Im gewissen Sinne ist dieses Buch also auch der vorläufige Ertrag eines
Prozesses, der irgendwo im böhmischen Mecklenburg , bei Sebastian Kneipp
und anderen Heroen der Heilkunst begonnen hatte und über mehrere Generationen
von tief spirituellen, weil der Ganzheit und Einheit des Lebens verpflichteten
Ahnen als Lebenshaltung des Anvertrauens zu mir weiter geflossen ist. In bedingungsloser
Ausrichtung auf jene Lebenskraft, die uns trägt und nährt und liebt,
ist dieses Buch von mir nun verfasst und in mehreren Seminaren der vergangenen
Jahre an interessierte Laien und an die ärztlich-homöopathische und
systemisch-psychotherapeutische Kollegenschaft weitergereicht worden. Es verbindet
die homöopathische Arzneitherapie, die auf den klaren Regeln der Heilkunst
Samuel Hahnemanns beruht, mit einer Sichtweise auf Mensch, Krankheit und Heilung,
die der systemischen, auf Bert Hellinger und viele andere Persönlichkeiten
seines Wirkkreises zurückweisenden Aufstellungsarbeit und meiner aus ihr
gewonnenen Erfahrung entsprungen ist. Diese beiden mich inspirierenden Wurzeln
sind von einer Einsicht eingeholt und durch diese noch vertieft worden, die
sich mir in mehreren Schritten meiner eigenen Bewusstseinsentwicklung eröffnet
hat. Diesen geisteswissenschaftlichen Erkenntnissen verdanke ich mein Selbstverständnis
als Mensch in der Welt und als Arzt in der heutigen, von naturwissenschaftlicher
Erkenntnis und den aus ihr abgeleiteten Menschenbildern in Biologie, Soziologie
und Psychologie geprägten Zeit. So bestehe ich gerade angesichts dessen,
an was wir heute in kollektiver Übereinkunft über den berechenbaren
Aspekt des Menschen zu wissen glauben, auf meinen Beitrag zu einem tieferen
Verständnis des ganzen Menschen. Dieses bezieht seine akausale, also jenseits
von Raum und Zeit stehende Dimension in jene Betrachtungen der Krisen und Herausforderungen
durch Krankheit und Konflikt mit ein und versucht so, dem Menschen als Wesen
polarer und rückbezüglicher Aspekte gerechter zu werden. Dieses Verständnis
verdanke ich hinsichtlich eines spirituellen Menschenbildes besonders dem Werk
und Vermächtnis von Friedrich Weinreb, dessen Verständnis um die Nähe
des Menschen zu seinem Schöpfer mich tief berührt.
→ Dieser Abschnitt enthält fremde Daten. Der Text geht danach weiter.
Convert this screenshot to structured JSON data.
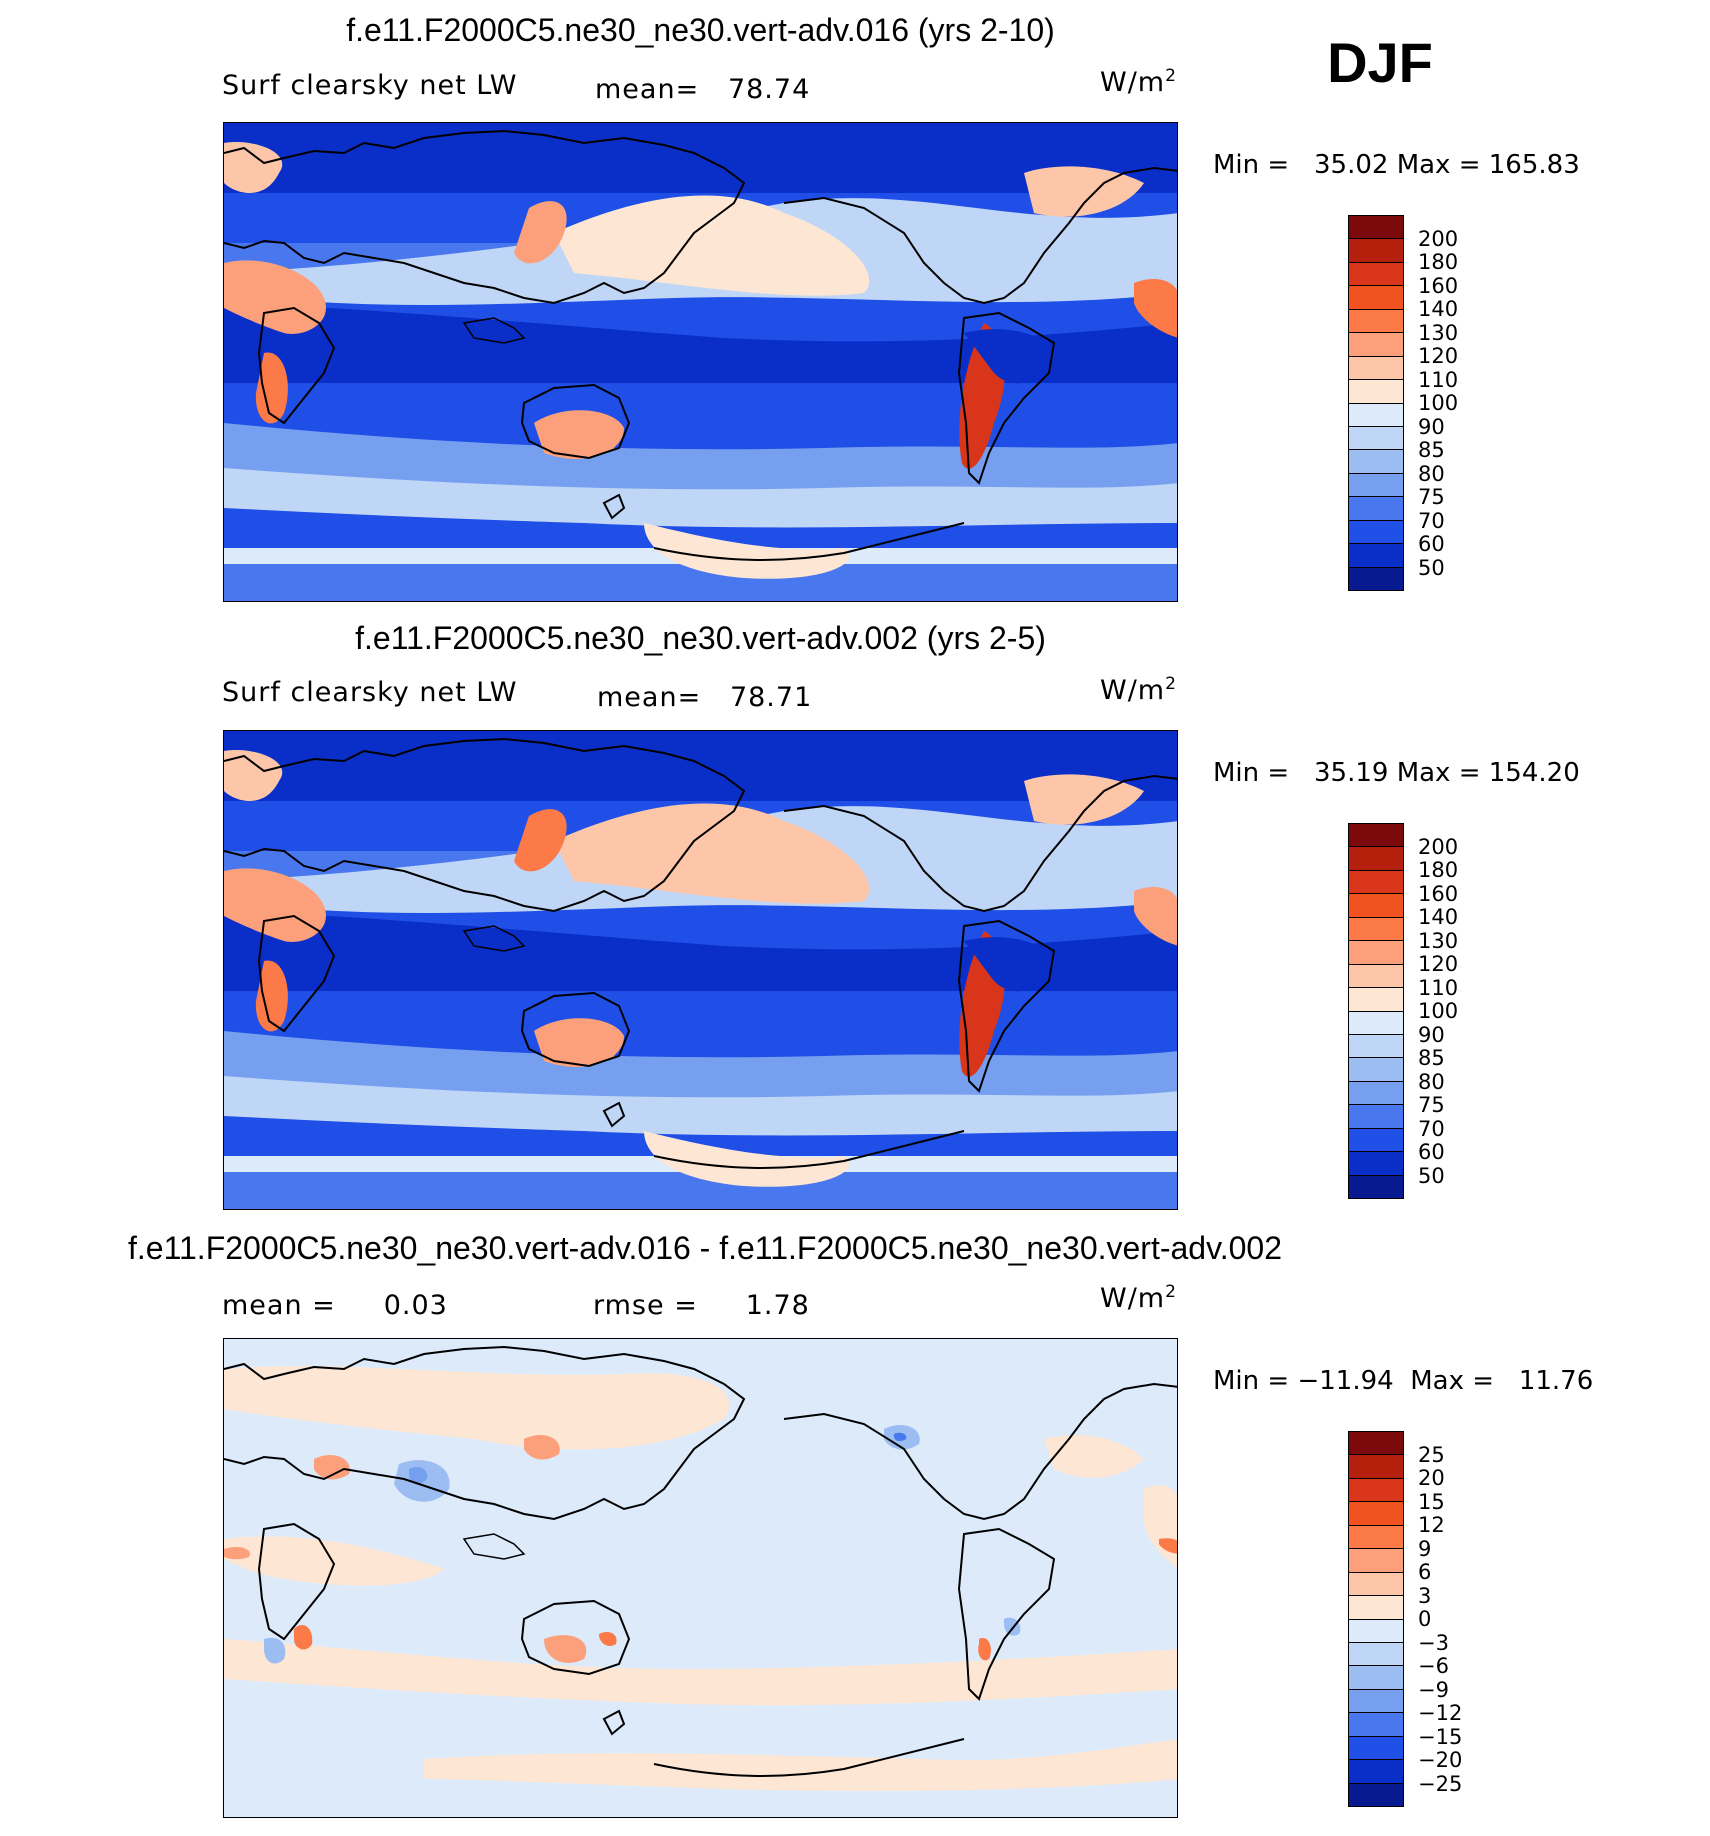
{
  "season": "DJF",
  "panels": [
    {
      "title": "f.e11.F2000C5.ne30_ne30.vert-adv.016 (yrs 2-10)",
      "left_label": "Surf clearsky net LW",
      "stat_label": "mean=",
      "stat_value": "78.74",
      "units_base": "W/m",
      "units_exp": "2",
      "min_label": "Min =",
      "min_value": "35.02",
      "max_label": "Max =",
      "max_value": "165.83",
      "colorbar_ticks": [
        "200",
        "180",
        "160",
        "140",
        "130",
        "120",
        "110",
        "100",
        "90",
        "85",
        "80",
        "75",
        "70",
        "60",
        "50"
      ],
      "colorbar_colors": [
        "#7d0a0a",
        "#b5200c",
        "#d8351a",
        "#f0531f",
        "#fb7a48",
        "#fca07c",
        "#fdc6a9",
        "#fde7d4",
        "#dceafa",
        "#bfd6f7",
        "#9cbdf2",
        "#769ff0",
        "#4977ee",
        "#1f4fe6",
        "#0a2fc8",
        "#081a90"
      ]
    },
    {
      "title": "f.e11.F2000C5.ne30_ne30.vert-adv.002 (yrs 2-5)",
      "left_label": "Surf clearsky net LW",
      "stat_label": "mean=",
      "stat_value": "78.71",
      "units_base": "W/m",
      "units_exp": "2",
      "min_label": "Min =",
      "min_value": "35.19",
      "max_label": "Max =",
      "max_value": "154.20",
      "colorbar_ticks": [
        "200",
        "180",
        "160",
        "140",
        "130",
        "120",
        "110",
        "100",
        "90",
        "85",
        "80",
        "75",
        "70",
        "60",
        "50"
      ],
      "colorbar_colors": [
        "#7d0a0a",
        "#b5200c",
        "#d8351a",
        "#f0531f",
        "#fb7a48",
        "#fca07c",
        "#fdc6a9",
        "#fde7d4",
        "#dceafa",
        "#bfd6f7",
        "#9cbdf2",
        "#769ff0",
        "#4977ee",
        "#1f4fe6",
        "#0a2fc8",
        "#081a90"
      ]
    },
    {
      "title": "f.e11.F2000C5.ne30_ne30.vert-adv.016 - f.e11.F2000C5.ne30_ne30.vert-adv.002",
      "left_label": "mean =",
      "left_value": "0.03",
      "stat_label": "rmse =",
      "stat_value": "1.78",
      "units_base": "W/m",
      "units_exp": "2",
      "min_label": "Min =",
      "min_value": "−11.94",
      "max_label": "Max =",
      "max_value": "11.76",
      "colorbar_ticks": [
        "25",
        "20",
        "15",
        "12",
        "9",
        "6",
        "3",
        "0",
        "−3",
        "−6",
        "−9",
        "−12",
        "−15",
        "−20",
        "−25"
      ],
      "colorbar_colors": [
        "#7d0a0a",
        "#b5200c",
        "#d8351a",
        "#f0531f",
        "#fb7a48",
        "#fca07c",
        "#fdc6a9",
        "#fde7d4",
        "#dceafa",
        "#bfd6f7",
        "#9cbdf2",
        "#769ff0",
        "#4977ee",
        "#1f4fe6",
        "#0a2fc8",
        "#081a90"
      ]
    }
  ],
  "colors": {
    "deep_blue": "#0a2fc8",
    "mid_blue": "#4977ee",
    "light_blue": "#9cbdf2",
    "pale_blue": "#dceafa",
    "peach": "#fdc6a9",
    "orange": "#fb7a48",
    "red": "#d8351a",
    "coast": "#000000"
  }
}
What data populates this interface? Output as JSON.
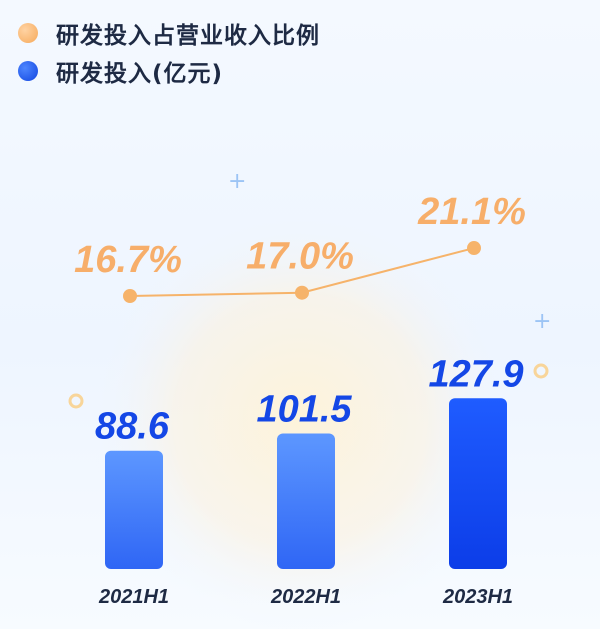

Die Dynamik der
menschlichen Bewusstseinsentwicklung aber, die mir einen vertieften Zugang zur
homöopathischen Arznei als einer Begleiterin des Menschen auf seinem Lebensweg
ermöglicht hat, habe ich in Anlehnung an die grundlegenden Einsichten von
Jean Gebser zu verstehen gelernt.
Für das Zustandekommen dieses Buches bedanke ich mich vor allem bei meiner
Frau, die mir für die nötige Zeit und Zurückgezogenheit im Schreibprozess
bedingungslose Liebe entgegengebracht hat und meine Sichtweise mit ihren eigenen
Bildern über Mensch und Arznei zudem noch wesentlich begleitet. Ich danke
darüber hinaus aber auch allen Menschen, die ihren Beitrag zu diesem Buch
– wie groß oder klein er auch immer gewesen sein mag – geleistet
haben, vielleicht sogar ohne etwas davon zu wissen, weil sie – als Patienten
in meiner Praxis – so sehr bedürftig waren, Hilfestellung von mir
zu erhalten, dass sie nicht bemerken konnten, dass ich es war, der in der therapeutischen
Begegnung reich beschenkt wurde und dadurch eine neue, vertiefte Einsicht in
die Bewegungen des Lebendigen gewinnen konnte.